I went to the preview sessions of nearly all such companies here and what struck me is the affluent veneer of their offices and training rooms, and that they are located in the more expensive areas of the city.
Some of them have even expanded overseas so that they carry out the same kind of business in the other ASEAN countries.
Surely, one wonder why such listed companies are thriving at a time when the SGX is suffering from low daily volumes and also why the alumni of the private equity schools did not become aggressive equity players.
In another effort, SGX did away with minimum purchase of one lot or 1,000 shares per trade and reduced it to 100 shares of any of its nearly 800 counters.
It was meant to get the small time investors to buy the high priced blue chips. For example, the bank counter OCBC, is priced around $10,000 for 1,000 shares. Under the new rule, any investor can buy just 100 shares with about $1,000.
After its announcement, SGX staged high profile forums on investing in the local universities, targeting the soon to be affluent young men and women who will graduate, hold high paying jobs and hopefully become active stock market players.
In spite of such efforts, the SGX has failed to revive the slow motion trading pattern of the shrinking pool of investors.
Touching on the role of remisiers and their relevance to trading, one can assume that they work hard because their earnings come from the trades of their clients, many of them retail investors and so it is natural that they are doing all they can to create conditions that are conducive for trading.
But, can they do more so that the traders become excited and keen to trade and execute many more trades than what they normally do?
In such a milieu, there is the school of thought that the big crowd of remisiers is demoralised, so much so that they are not in the right frame of mind to incentivise the investors to trade.
Last year, the remisiers banded together and 1,000 of them put their names to a petition and submitted it to then Chief Executive Officer of SGX, Magnus Bocker, to ask for a meeting and to thrash out a list of problems. The CEO turned down such a request.
Commenting on the problem of the remisiers and the bourse, the president of SGX, Muthukrishnan Ramaswami, said revenue for this bourse’s securities business slipped eight per cent in fiscal 2015. (BT. 30-7-2015. p.6.)
The solution, he said during the recent press conference is to navigate the uncertainty in China and to work with the broker community here to make the market more attractive to investors.
What is implicit in his articulation is that by simply getting the brokers to get the investors to trade more and this will solve the problem.
If the solution is so simple then we would have seen the results years ago and we would not have seen the ho-hum trading that is now the ‘new normal.’
SGX’s new CEO, Loh Boon Chye, who took over from Magnus Bocker in July 2015, also has a solution to this problem. He said he will give priority to bringing the big and quality companies to listing here but added that to get them to plonk their money, he has to create for them a healthy and stable market environment. (BT. 30-7-2015. P.1.)

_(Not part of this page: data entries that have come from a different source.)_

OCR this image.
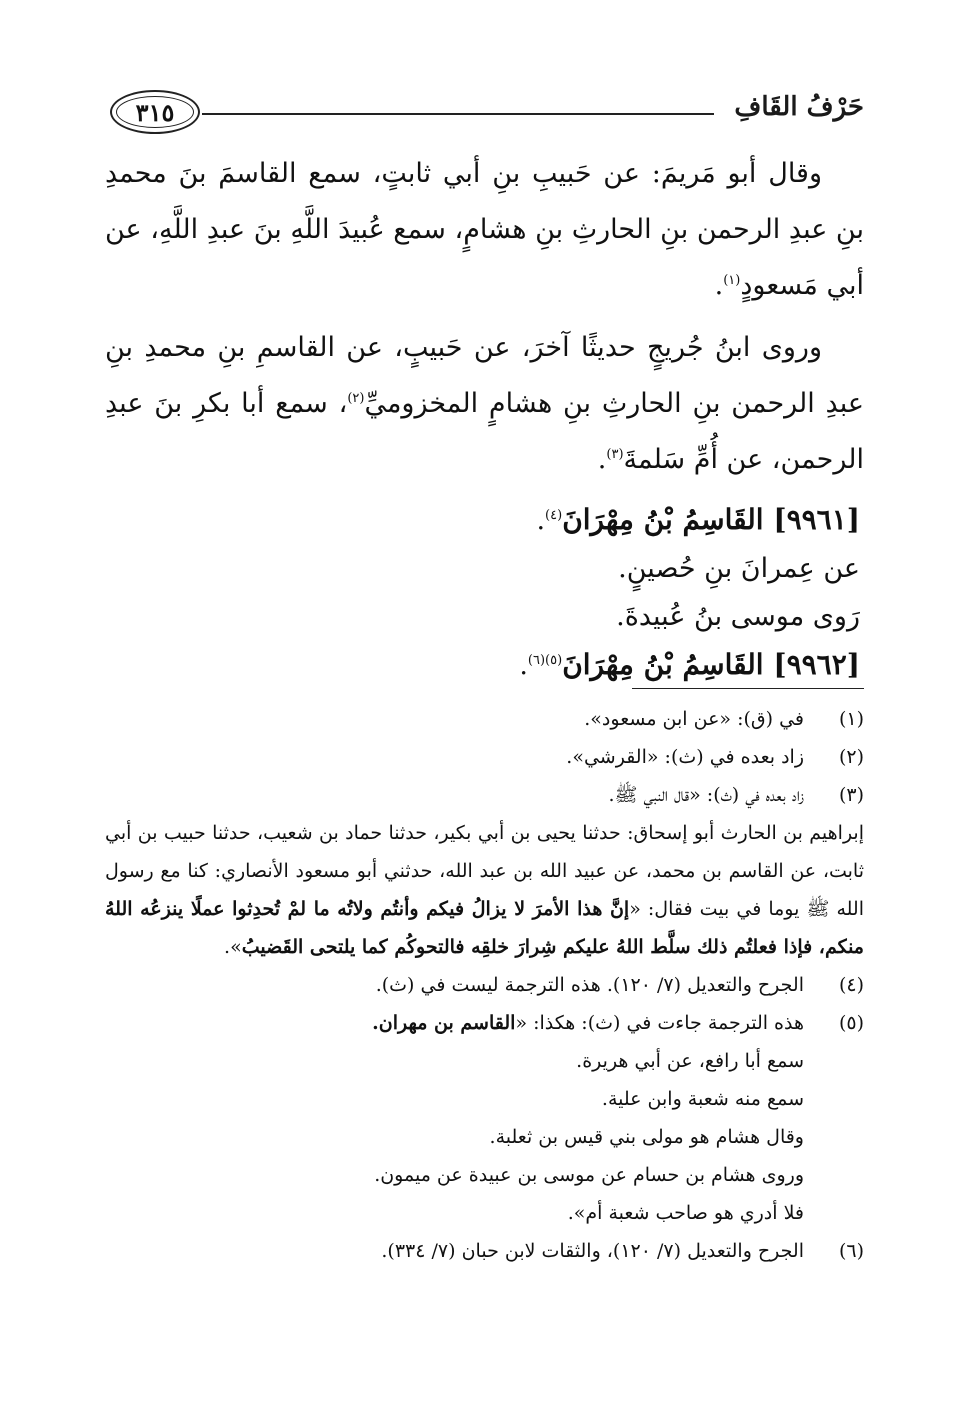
حَرْفُ القَافِ
٣١٥

وقال أبو مَريمَ: عن حَبيبِ بنِ أبي ثابتٍ، سمع القاسمَ بنَ محمدِ بنِ عبدِ الرحمن بنِ الحارثِ بنِ هشامٍ، سمع عُبيدَ اللَّهِ بنَ عبدِ اللَّهِ، عن أبي مَسعودٍ$^{(١)}$.

وروى ابنُ جُريجٍ حديثًا آخرَ، عن حَبيبٍ، عن القاسمِ بنِ محمدِ بنِ عبدِ الرحمن بنِ الحارثِ بنِ هشامٍ المخزوميِّ$^{(٢)}$، سمع أبا بكرِ بنَ عبدِ الرحمن، عن أُمِّ سَلمةَ$^{(٣)}$.

[٩٩٦١] القَاسِمُ بْنُ مِهْرَانَ$^{(٤)}$.

عن عِمرانَ بنِ حُصينٍ.

رَوى موسى بنُ عُبيدةَ.

[٩٩٦٢] القَاسِمُ بْنُ مِهْرَانَ$^{(٥)(٦)}$.

(١)
في (ق): «عن ابن مسعود».
(٢)
زاد بعده في (ث): «القرشي».
(٣)
زاد بعده في (ث): «قال النبي ﷺ.
إبراهيم بن الحارث أبو إسحاق: حدثنا يحيى بن أبي بكير، حدثنا حماد بن شعيب، حدثنا حبيب بن أبي ثابت، عن القاسم بن محمد، عن عبيد الله بن عبد الله، حدثني أبو مسعود الأنصاري: كنا مع رسول الله ﷺ يوما في بيت فقال: «إنَّ هذا الأمرَ لا يزالُ فيكم وأنتُم ولاتُه ما لمْ تُحدِثوا عملًا ينزعُه اللهُ منكم، فإذا فعلتُم ذلك سلَّط اللهُ عليكم شِرارَ خلقِه فالتحوكُم كما يلتحى القَضيبُ».
(٤)
الجرح والتعديل (٧/ ١٢٠). هذه الترجمة ليست في (ث).
(٥)
هذه الترجمة جاءت في (ث): هكذا: «القاسم بن مهران.
سمع أبا رافع، عن أبي هريرة.
سمع منه شعبة وابن علية.
وقال هشام هو مولى بني قيس بن ثعلبة.
وروى هشام بن حسام عن موسى بن عبيدة عن ميمون.
فلا أدري هو صاحب شعبة أم».
(٦)
الجرح والتعديل (٧/ ١٢٠)، والثقات لابن حبان (٧/ ٣٣٤).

This newspaper report also stated that he had already contacted the remisiers and such a step shows that he is executing his policy to create the right kind of conditions for share trading.

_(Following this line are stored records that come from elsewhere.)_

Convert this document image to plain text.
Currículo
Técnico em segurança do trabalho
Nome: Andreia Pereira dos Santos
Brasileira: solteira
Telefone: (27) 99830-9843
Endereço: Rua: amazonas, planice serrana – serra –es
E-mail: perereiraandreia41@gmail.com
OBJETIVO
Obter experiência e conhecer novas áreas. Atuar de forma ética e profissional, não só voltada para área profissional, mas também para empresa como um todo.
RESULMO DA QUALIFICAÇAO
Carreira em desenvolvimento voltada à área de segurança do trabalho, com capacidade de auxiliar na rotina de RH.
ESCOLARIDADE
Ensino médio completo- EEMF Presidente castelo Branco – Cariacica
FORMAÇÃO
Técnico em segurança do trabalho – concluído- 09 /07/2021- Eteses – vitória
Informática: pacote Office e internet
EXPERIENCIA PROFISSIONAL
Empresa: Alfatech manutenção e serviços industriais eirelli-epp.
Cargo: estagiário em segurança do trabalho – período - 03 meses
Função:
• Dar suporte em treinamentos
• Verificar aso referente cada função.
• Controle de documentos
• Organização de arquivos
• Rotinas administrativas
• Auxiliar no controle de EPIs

But he has not met the rank and file retail investors yet, the backbone of SGX. Perhaps, he is aware that they are leaderless and so not contactable.
Though there is a power vacuum in the loosely structured and informal retail investors community but none of its many members is taking any initiative to form a investors body to champion their causes.

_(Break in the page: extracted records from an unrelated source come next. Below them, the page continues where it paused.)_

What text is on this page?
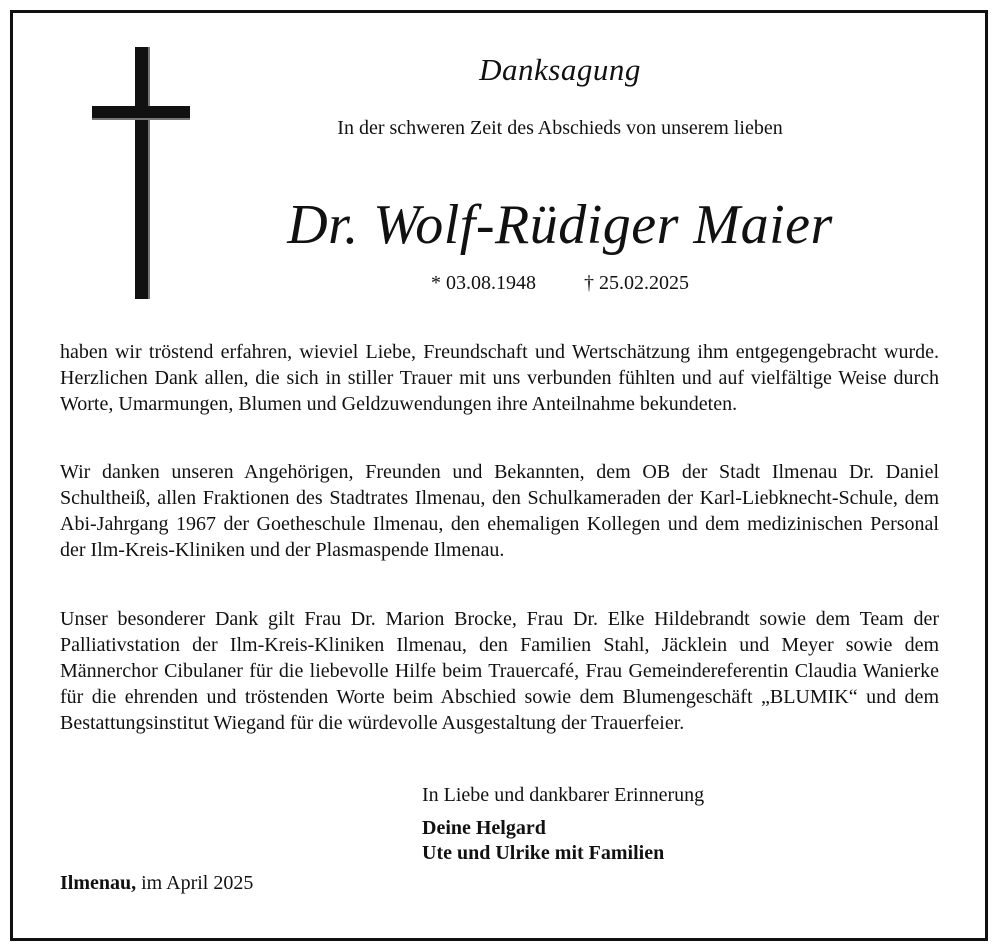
Danksagung
In der schweren Zeit des Abschieds von unserem lieben
Dr. Wolf-Rüdiger Maier
* 03.08.1948 † 25.02.2025

haben wir tröstend erfahren, wieviel Liebe, Freundschaft und Wertschätzung ihm entgegengebracht wurde. Herzlichen Dank allen, die sich in stiller Trauer mit uns verbunden fühlten und auf vielfältige Weise durch Worte, Umarmungen, Blumen und Geldzuwendungen ihre Anteilnahme bekundeten.

Wir danken unseren Angehörigen, Freunden und Bekannten, dem OB der Stadt Ilmenau Dr. Daniel Schultheiß, allen Fraktionen des Stadtrates Ilmenau, den Schulkameraden der Karl-Liebknecht-Schule, dem Abi-Jahrgang 1967 der Goetheschule Ilmenau, den ehemaligen Kollegen und dem medizinischen Personal der Ilm-Kreis-Kliniken und der Plasmaspende Ilmenau.

Unser besonderer Dank gilt Frau Dr. Marion Brocke, Frau Dr. Elke Hildebrandt sowie dem Team der Palliativstation der Ilm-Kreis-Kliniken Ilmenau, den Familien Stahl, Jäcklein und Meyer sowie dem Männerchor Cibulaner für die liebevolle Hilfe beim Trauercafé, Frau Gemeindereferentin Claudia Wanierke für die ehrenden und tröstenden Worte beim Abschied sowie dem Blumengeschäft „BLUMIK“ und dem Bestattungsinstitut Wiegand für die würdevolle Ausgestaltung der Trauerfeier.

In Liebe und dankbarer Erinnerung
Deine Helgard
Ute und Ulrike mit Familien
Ilmenau, im April 2025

Given the fact that the SGX had implemented policies that the retail investors felt worked against them, for example, the MTP and so it is timely for them to form a credible body and manned by diehard retail investors.
Given such a situation the CEO should come down from his ivory tower penthouse office, located in the heart of the financial hub of the Lion City, to meet the Joe Sixpack retail investors and  to ‘walk, dine and talk’ with them and hopefully solve one another’s problems.
Note: The writer is a retail investor and free lance journalist.